A WOMAN accused of battering her mother-in-law to death with a rolling pin told police she did not know how she sustained more than 20 major injuries to her head.
In police interviews read to jurors at Winchester Crown Court, Rajvinder Kaur described the moment she allegedly found her 56-year-old mother-in-law Baljir Kaur Buttar, known as Bibi, in a pool of blood in the bathroom.
She said she knocked on the door with a young child in the house and both looked underneath it before getting a knife to twist open the lock.
The 35-year-old said: “We just couldn’t look. He (the child) started to cry and I also felt like crying and I started to wonder what had happened.
“There was a lot of blood and I just couldn’t look at that.”
When asked whether she helped, she told police she did not enter the room but moved a bloodstained mop back into the bucket she says must have fallen over, before calling her husband.

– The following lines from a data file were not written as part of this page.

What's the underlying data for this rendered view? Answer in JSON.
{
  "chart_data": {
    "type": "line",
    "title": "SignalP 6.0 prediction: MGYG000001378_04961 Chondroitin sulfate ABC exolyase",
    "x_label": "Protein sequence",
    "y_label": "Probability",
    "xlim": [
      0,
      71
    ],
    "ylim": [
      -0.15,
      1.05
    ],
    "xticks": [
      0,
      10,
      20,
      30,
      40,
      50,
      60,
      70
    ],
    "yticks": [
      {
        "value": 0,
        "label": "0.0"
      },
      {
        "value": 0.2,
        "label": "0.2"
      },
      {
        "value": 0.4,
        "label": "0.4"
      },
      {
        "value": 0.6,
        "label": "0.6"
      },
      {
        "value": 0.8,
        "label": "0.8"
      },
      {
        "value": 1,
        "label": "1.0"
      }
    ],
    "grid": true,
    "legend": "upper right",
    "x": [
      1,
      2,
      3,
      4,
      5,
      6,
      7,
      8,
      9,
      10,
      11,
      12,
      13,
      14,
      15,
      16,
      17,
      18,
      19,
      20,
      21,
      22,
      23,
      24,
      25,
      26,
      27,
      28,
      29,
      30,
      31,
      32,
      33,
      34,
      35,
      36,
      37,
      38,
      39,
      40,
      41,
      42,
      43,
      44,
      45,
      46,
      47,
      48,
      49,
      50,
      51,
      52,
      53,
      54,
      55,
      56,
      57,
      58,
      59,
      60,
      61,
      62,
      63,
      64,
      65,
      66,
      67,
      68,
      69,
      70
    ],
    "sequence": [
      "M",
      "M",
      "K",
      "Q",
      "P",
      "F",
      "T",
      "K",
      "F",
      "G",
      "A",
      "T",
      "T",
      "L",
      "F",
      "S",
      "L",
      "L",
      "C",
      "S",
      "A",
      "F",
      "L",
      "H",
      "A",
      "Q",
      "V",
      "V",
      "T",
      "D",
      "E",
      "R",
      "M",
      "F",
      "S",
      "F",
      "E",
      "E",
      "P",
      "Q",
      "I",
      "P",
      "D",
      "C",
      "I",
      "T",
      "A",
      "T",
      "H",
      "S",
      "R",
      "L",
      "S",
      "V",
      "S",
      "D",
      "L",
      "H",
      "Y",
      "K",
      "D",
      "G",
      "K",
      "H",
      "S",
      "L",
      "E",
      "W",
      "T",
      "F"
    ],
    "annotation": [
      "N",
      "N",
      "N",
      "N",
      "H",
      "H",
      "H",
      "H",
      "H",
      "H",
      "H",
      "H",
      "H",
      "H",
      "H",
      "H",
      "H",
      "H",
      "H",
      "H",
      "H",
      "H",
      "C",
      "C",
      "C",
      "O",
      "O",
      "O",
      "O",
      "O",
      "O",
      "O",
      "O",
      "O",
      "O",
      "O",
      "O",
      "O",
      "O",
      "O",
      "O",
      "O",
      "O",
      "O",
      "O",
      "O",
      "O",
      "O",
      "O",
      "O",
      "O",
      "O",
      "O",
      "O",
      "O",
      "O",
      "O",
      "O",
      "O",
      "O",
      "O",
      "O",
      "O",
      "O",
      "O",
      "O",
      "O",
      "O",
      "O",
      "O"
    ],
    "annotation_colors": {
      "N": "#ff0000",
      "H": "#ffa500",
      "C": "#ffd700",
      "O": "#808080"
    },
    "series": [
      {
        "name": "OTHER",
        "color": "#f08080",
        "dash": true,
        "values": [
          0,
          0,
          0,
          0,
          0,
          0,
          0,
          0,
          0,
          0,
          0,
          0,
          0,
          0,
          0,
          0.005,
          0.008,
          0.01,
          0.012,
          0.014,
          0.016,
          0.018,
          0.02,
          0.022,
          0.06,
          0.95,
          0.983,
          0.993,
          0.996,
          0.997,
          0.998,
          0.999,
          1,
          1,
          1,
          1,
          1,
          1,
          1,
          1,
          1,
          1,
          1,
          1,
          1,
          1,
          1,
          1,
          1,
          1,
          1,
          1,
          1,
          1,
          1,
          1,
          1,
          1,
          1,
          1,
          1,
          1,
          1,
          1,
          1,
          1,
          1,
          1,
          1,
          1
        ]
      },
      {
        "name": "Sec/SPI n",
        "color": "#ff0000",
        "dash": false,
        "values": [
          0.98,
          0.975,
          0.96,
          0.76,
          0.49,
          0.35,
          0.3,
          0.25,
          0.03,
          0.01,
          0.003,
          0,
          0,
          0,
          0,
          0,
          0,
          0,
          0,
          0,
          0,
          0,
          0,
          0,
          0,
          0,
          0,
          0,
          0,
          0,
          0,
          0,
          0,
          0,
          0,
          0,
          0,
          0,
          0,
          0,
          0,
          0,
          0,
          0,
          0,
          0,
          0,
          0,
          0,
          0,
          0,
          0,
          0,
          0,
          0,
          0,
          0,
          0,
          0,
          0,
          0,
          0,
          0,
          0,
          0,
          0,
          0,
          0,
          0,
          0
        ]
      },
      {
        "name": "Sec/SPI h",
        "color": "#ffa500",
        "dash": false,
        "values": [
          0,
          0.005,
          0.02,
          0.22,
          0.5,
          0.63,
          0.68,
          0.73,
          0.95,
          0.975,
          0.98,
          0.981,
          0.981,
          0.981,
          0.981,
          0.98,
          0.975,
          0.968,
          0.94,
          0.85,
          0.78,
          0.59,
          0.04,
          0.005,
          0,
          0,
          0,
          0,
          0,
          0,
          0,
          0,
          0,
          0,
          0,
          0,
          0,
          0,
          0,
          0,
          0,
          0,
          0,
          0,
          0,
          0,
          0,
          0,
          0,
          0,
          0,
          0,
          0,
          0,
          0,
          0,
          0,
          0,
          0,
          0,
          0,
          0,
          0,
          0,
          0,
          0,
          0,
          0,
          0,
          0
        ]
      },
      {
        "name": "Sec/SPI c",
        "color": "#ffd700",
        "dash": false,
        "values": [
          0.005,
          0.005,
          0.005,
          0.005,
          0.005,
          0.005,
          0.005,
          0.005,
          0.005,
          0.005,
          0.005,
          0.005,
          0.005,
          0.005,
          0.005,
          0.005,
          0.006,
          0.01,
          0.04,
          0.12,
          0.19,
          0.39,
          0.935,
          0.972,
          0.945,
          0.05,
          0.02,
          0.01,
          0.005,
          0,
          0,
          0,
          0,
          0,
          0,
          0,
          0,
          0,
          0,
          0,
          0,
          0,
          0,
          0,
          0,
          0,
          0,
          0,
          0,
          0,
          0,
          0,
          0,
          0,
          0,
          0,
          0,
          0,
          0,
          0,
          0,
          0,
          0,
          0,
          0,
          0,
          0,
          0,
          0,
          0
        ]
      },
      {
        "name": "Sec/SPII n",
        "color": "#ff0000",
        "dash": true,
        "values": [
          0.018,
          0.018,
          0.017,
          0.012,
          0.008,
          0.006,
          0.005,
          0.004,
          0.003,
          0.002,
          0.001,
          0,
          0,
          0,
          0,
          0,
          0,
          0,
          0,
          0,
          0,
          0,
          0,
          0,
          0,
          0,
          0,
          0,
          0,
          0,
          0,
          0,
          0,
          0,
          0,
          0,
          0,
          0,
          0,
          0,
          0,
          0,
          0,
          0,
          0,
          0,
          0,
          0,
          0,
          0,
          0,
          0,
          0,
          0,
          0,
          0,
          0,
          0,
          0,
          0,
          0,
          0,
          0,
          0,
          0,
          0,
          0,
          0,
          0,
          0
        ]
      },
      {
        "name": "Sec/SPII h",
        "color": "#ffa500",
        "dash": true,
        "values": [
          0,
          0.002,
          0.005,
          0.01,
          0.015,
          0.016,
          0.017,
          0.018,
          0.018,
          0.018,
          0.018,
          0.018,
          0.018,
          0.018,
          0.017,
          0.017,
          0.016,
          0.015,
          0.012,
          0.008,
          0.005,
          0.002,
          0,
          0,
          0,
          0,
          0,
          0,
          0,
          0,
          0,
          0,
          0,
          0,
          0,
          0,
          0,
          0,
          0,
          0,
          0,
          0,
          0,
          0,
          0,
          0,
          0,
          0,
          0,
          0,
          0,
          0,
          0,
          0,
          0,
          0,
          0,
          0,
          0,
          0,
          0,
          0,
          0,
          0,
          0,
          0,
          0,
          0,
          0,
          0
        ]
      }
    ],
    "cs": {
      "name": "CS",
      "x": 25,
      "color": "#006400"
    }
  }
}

She claimed in interview her mother-in- law may have slipped on baby oil in the bath and fallen or had a heart attack at the flat in Broadlands Road, Southampton, on February 25.
When asked why she did not tell her husband Iqbal Singh to call an ambulance or rush home, she said she was concerned he would get worried and might have an accident if he rushed.
When asked about the rolling pin alleged to have been the murder weapon, which tested positive for Mrs Buttar’s blood, Kaur said a young child must have got it from a cupboard and thrown it on the floor.
Firstly she said she put it in the sink ready to wash it but later said maybe someone else did. She also said she believed it worked properly but later said the child could have damaged it when it was put to her that the steel in the rolling pin was bent.
Kaur admitted no intruder entered the flat that morning, neither did the couple have any visitors.
But when it was put to her she was the murderer who caused the injuries that were not consistent with a fall, she replied: “She is my Bibi, how could I hit her?”